Association between MDR1 genetic polymorphism and gastric cancer
The association between MDR1 genetic polymorphism and the risk of gastric cancer is summarized in Table 4. The statistically significantly increased risk of gastric cancer was found in homozygote comparison (CC vs. AA: OR=1.85, 95% CI 1.15-2.97, χ2=6.61, p=0.010), dominant model (CC/AC vs. AA: OR=1.40, 95% CI 1.05-1.87, χ2=5.29, p=0.021), recessive model (CC vs. AC/AA: OR=1.65, 95% CI 1.05-2.59, χ2=4.77, p=0.029), and allele contrast (C vs. A: OR=1.37, 95% CI 1.10-1.70, χ2=7.93, p=0.005, Table 4). We failed to detect a statistically significantly increased gastric cancer risk in the heterozygote comparison (AC vs. AA: OR=1.29, 95% CI 0.95-1.75, χ2=2.67, p=0.102).

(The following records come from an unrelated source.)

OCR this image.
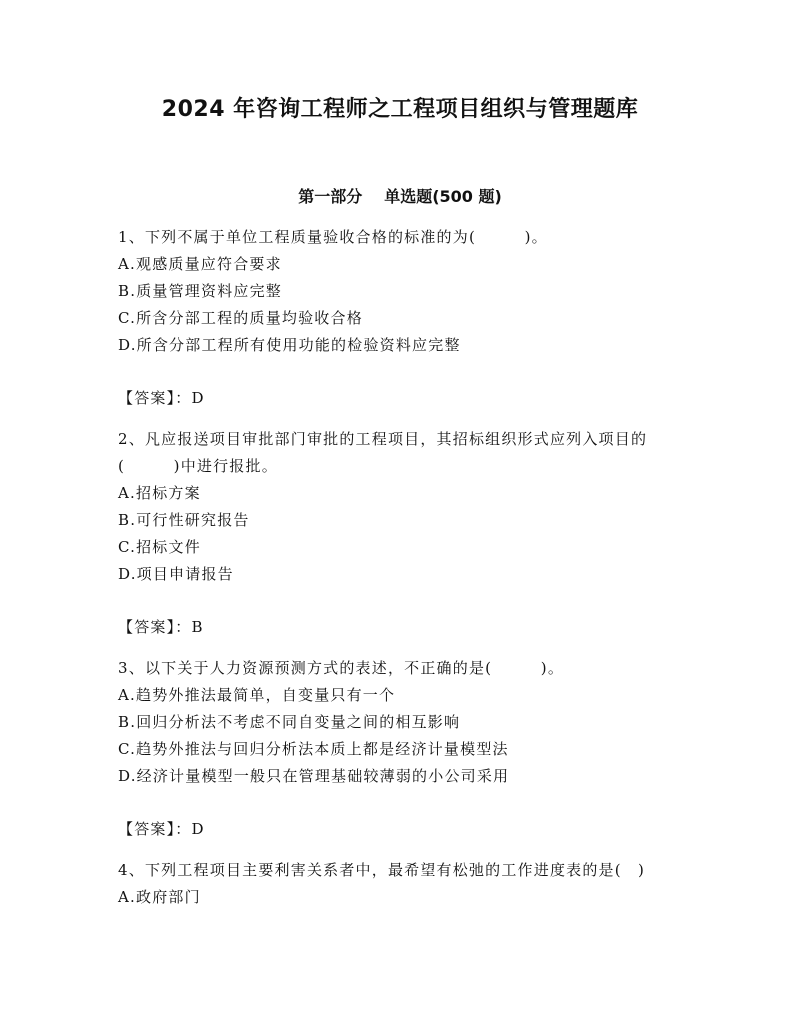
2024 年咨询工程师之工程项目组织与管理题库
第一部分 单选题(500 题)

1、下列不属于单位工程质量验收合格的标准的为(　　　)。

A.观感质量应符合要求

B.质量管理资料应完整

C.所含分部工程的质量均验收合格

D.所含分部工程所有使用功能的检验资料应完整

【答案】：D

2、凡应报送项目审批部门审批的工程项目，其招标组织形式应列入项目的(　　　)中进行报批。

A.招标方案

B.可行性研究报告

C.招标文件

D.项目申请报告

【答案】：B

3、以下关于人力资源预测方式的表述，不正确的是(　　　)。

A.趋势外推法最简单，自变量只有一个

B.回归分析法不考虑不同自变量之间的相互影响

C.趋势外推法与回归分析法本质上都是经济计量模型法

D.经济计量模型一般只在管理基础较薄弱的小公司采用

【答案】：D

4、下列工程项目主要利害关系者中，最希望有松弛的工作进度表的是(　)

A.政府部门
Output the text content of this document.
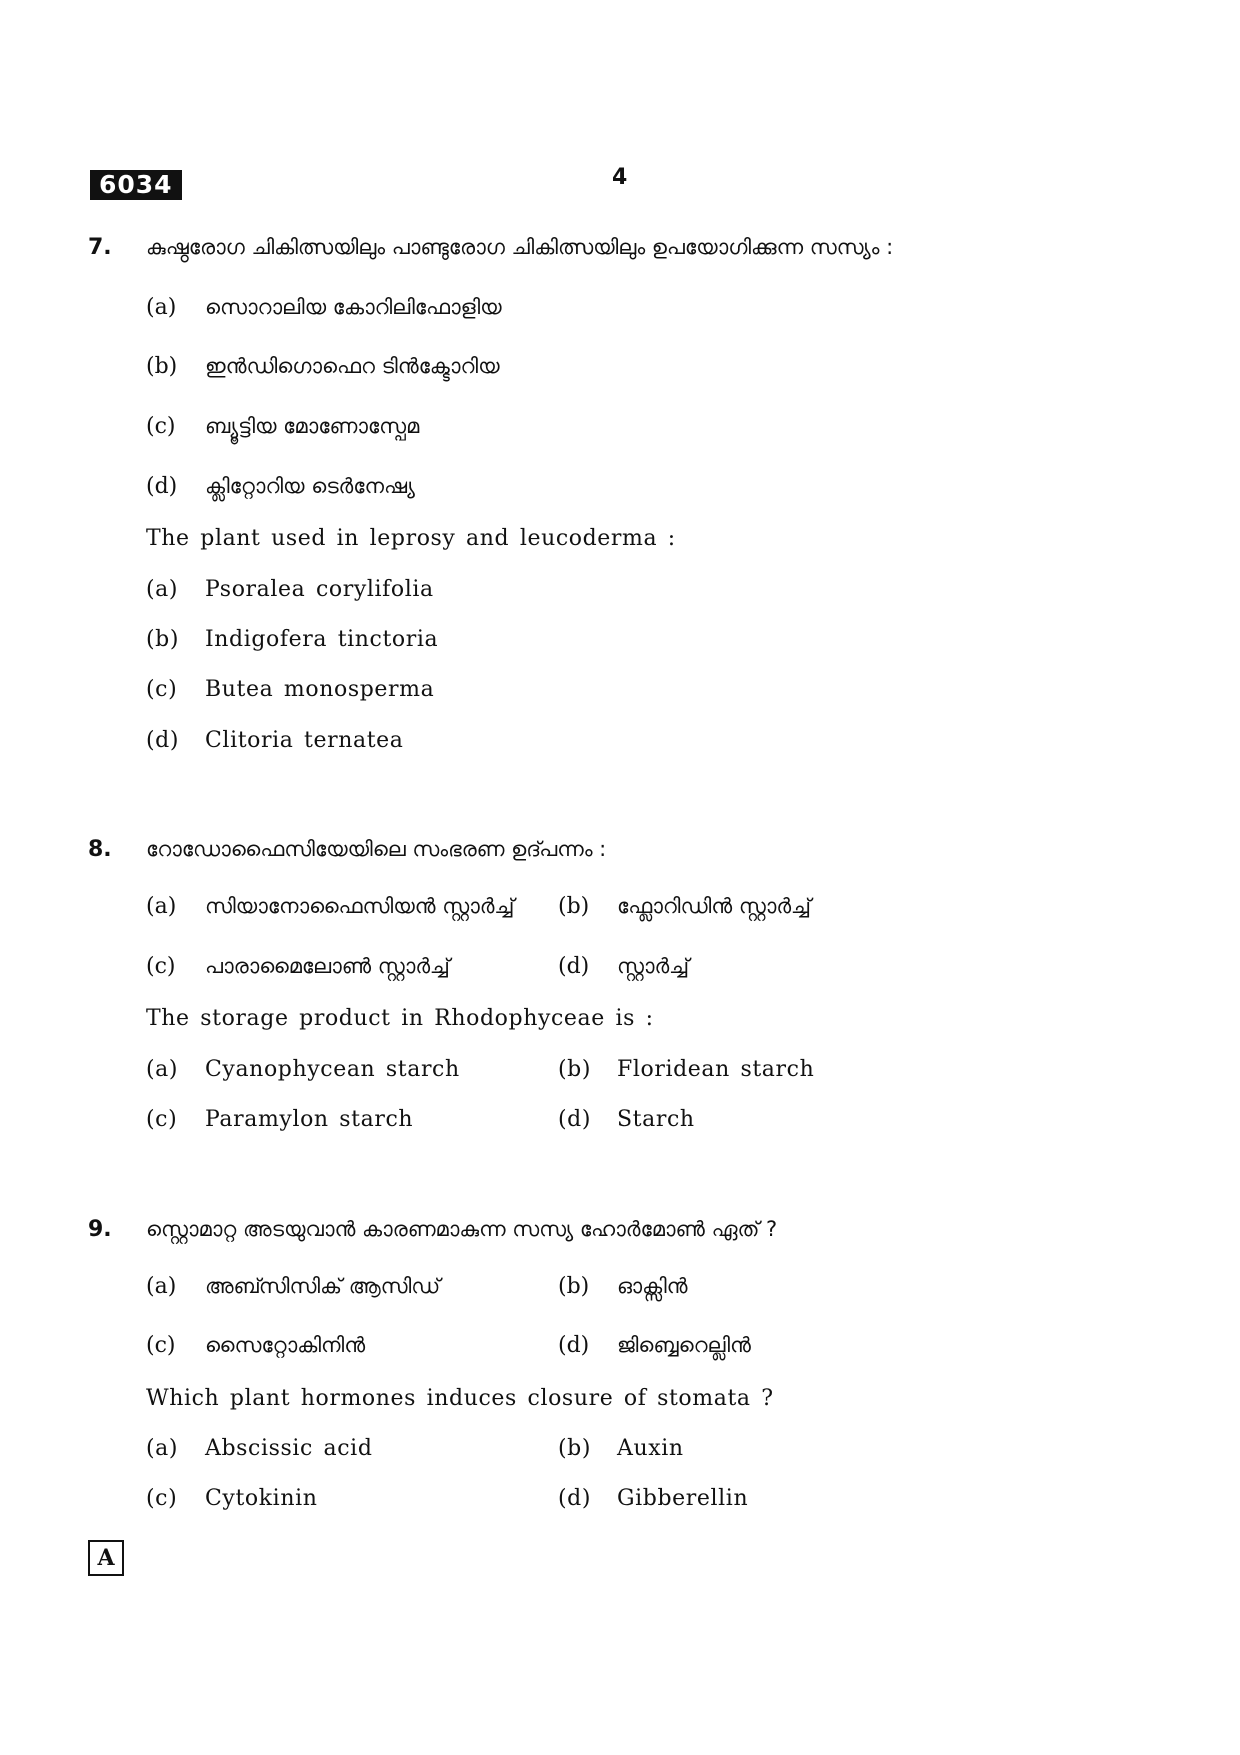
6034	4
7. കുഷ്ഠരോഗ ചികിത്സയിലും പാണ്ടുരോഗ ചികിത്സയിലും ഉപയോഗിക്കുന്ന സസ്യം :
(a) സൊറാലിയ കോറിലിഫോളിയ
(b) ഇൻഡിഗൊഫെറ ടിൻക്ടോറിയ
(c) ബ്യൂട്ടിയ മോണോസ്പേമ
(d) ക്ലിറ്റോറിയ ടെർനേഷ്യ
The plant used in leprosy and leucoderma :
(a) Psoralea corylifolia
(b) Indigofera tinctoria
(c) Butea monosperma
(d) Clitoria ternatea
8. റോഡോഫൈസിയേയിലെ സംഭരണ ഉദ്പന്നം :
(a) സിയാനോഫൈസിയൻ സ്റ്റാർച്ച് (b) ഫ്ലോറിഡിൻ സ്റ്റാർച്ച്
(c) പാരാമൈലോൺ സ്റ്റാർച്ച്	(d) സ്റ്റാർച്ച്
The storage product in Rhodophyceae is :
(a) Cyanophycean starch	(b) Floridean starch
(c) Paramylon starch	(d) Starch
9. സ്റ്റൊമാറ്റ അടയുവാൻ കാരണമാകുന്ന സസ്യ ഹോർമോൺ ഏത് ?
(a) അബ്സിസിക് ആസിഡ്	(b) ഓക്സിൻ
(c) സൈറ്റോകിനിൻ	(d) ജിബ്ബെറെല്ലിൻ
Which plant hormones induces closure of stomata ?
(a) Abscissic acid	(b) Auxin
(c) Cytokinin	(d) Gibberellin
A
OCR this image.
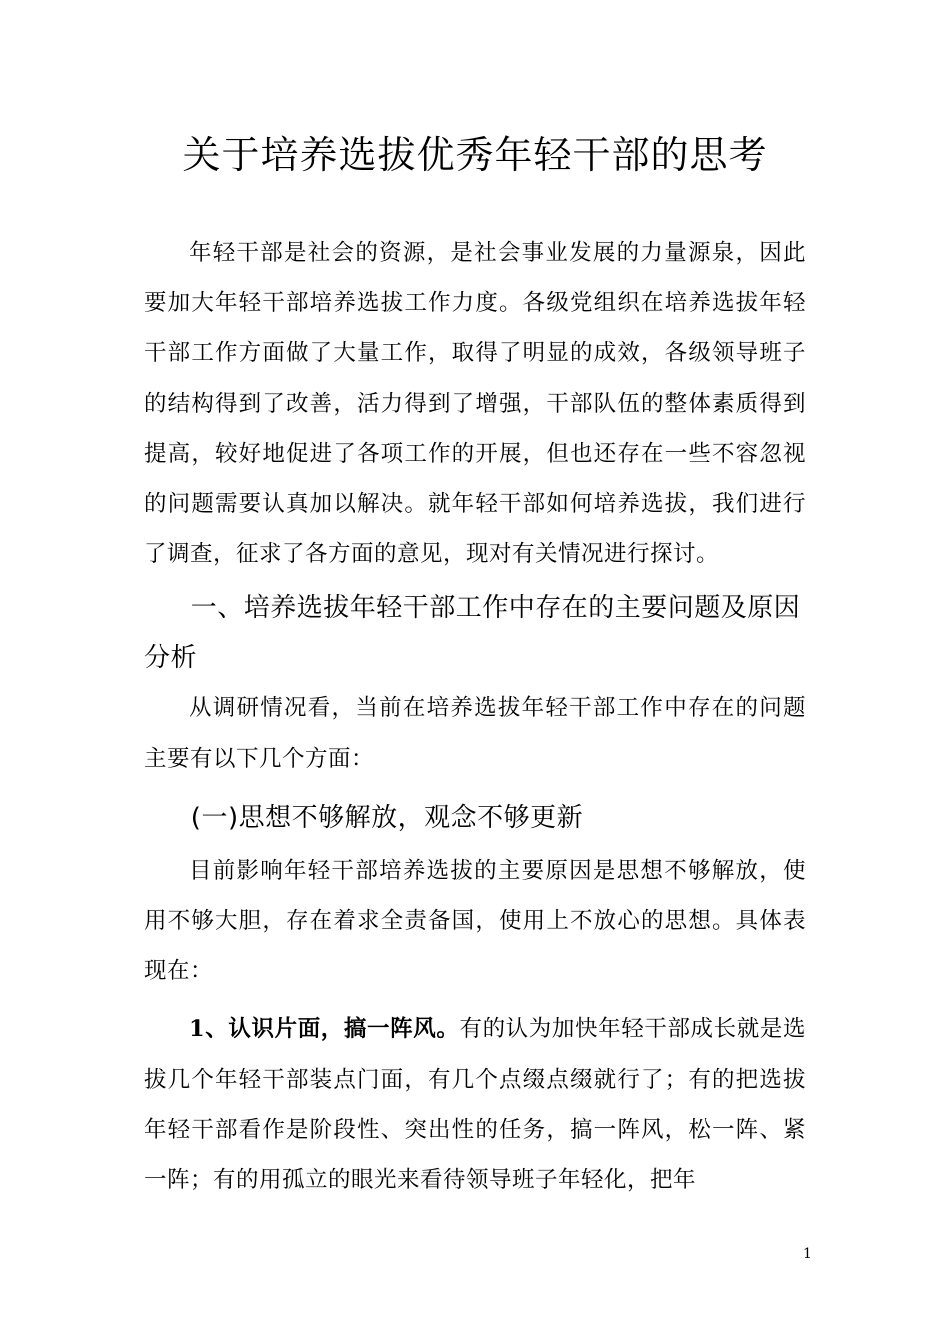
关于培养选拔优秀年轻干部的思考

年轻干部是社会的资源，是社会事业发展的力量源泉，因此要加大年轻干部培养选拔工作力度。各级党组织在培养选拔年轻干部工作方面做了大量工作，取得了明显的成效，各级领导班子的结构得到了改善，活力得到了增强，干部队伍的整体素质得到提高，较好地促进了各项工作的开展，但也还存在一些不容忽视的问题需要认真加以解决。就年轻干部如何培养选拔，我们进行了调查，征求了各方面的意见，现对有关情况进行探讨。

一、培养选拔年轻干部工作中存在的主要问题及原因分析

从调研情况看，当前在培养选拔年轻干部工作中存在的问题主要有以下几个方面：

(一)思想不够解放，观念不够更新

目前影响年轻干部培养选拔的主要原因是思想不够解放，使用不够大胆，存在着求全责备国，使用上不放心的思想。具体表现在：

1、认识片面，搞一阵风。有的认为加快年轻干部成长就是选拔几个年轻干部装点门面，有几个点缀点缀就行了；有的把选拔年轻干部看作是阶段性、突出性的任务，搞一阵风，松一阵、紧一阵；有的用孤立的眼光来看待领导班子年轻化，把年

1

OR, odds ratio; CI, confidence interval.
Discussion
Gastric cancer is a polygenic malignant solid cancer arising from complex interactions between the environmental and genetic factors. It is well known that genetic variants of candidate genes for influencing the development of gastric cancer play key roles in the pathogenesis of cancer. In the current study, we investigated the influencing of genetic variants of the MDR1 gene on gastric cancer risk in the Chinese Han population by association analysis. The different genotypes of c.3073A>C genetic variant in exon22 of the MDR1 gene were detected by PCR-RFLP and DNA sequencing methods. The distribution of allele and genotype frequencies in gastric cancer patients was significantly different from cancer-free controls (p<0.05, Table 3). The genotype CC was statistically associated with increased gastric cancer risk compared with genotype AA and AC/AA carriers (p<0.05, Table 4). The allele C and genotype CC of this genetic variant could contribute to increase gastric cancer risk in the Chinese Han population. Our data demonstrated that the c.3073A>C genetic variant of the MDR1 gene was statistically associated with gastric cancer risk in the Chinese Han population, and could be used as a molecular marker for detecting the susceptibility to gastric cancer. In recent years, several similar studies have reported the potential association of other genetic variants of the MDR1 gene with susceptibility risk (Tahara et al., 2007; Sugimoto et al., 2008; Sabahi et al., 2010; Tahara et al., 2011; Sheng et al., 2012; Wang et al., 2012). These observations are consistent with our results that MDR1 genetic variants may contribute to susceptibility risk. Our findings could provide more evidence for further analysis about the role of the MDR1 gene for gastric cancer susceptibility. Further functional studies are needed to confirm these findings in larger populations, and to elucidate the molecular mechanisms of genetic variants in influencing susceptibility risk.
Footnotes
Author Disclosure Statement
The authors have no conflicts of interest.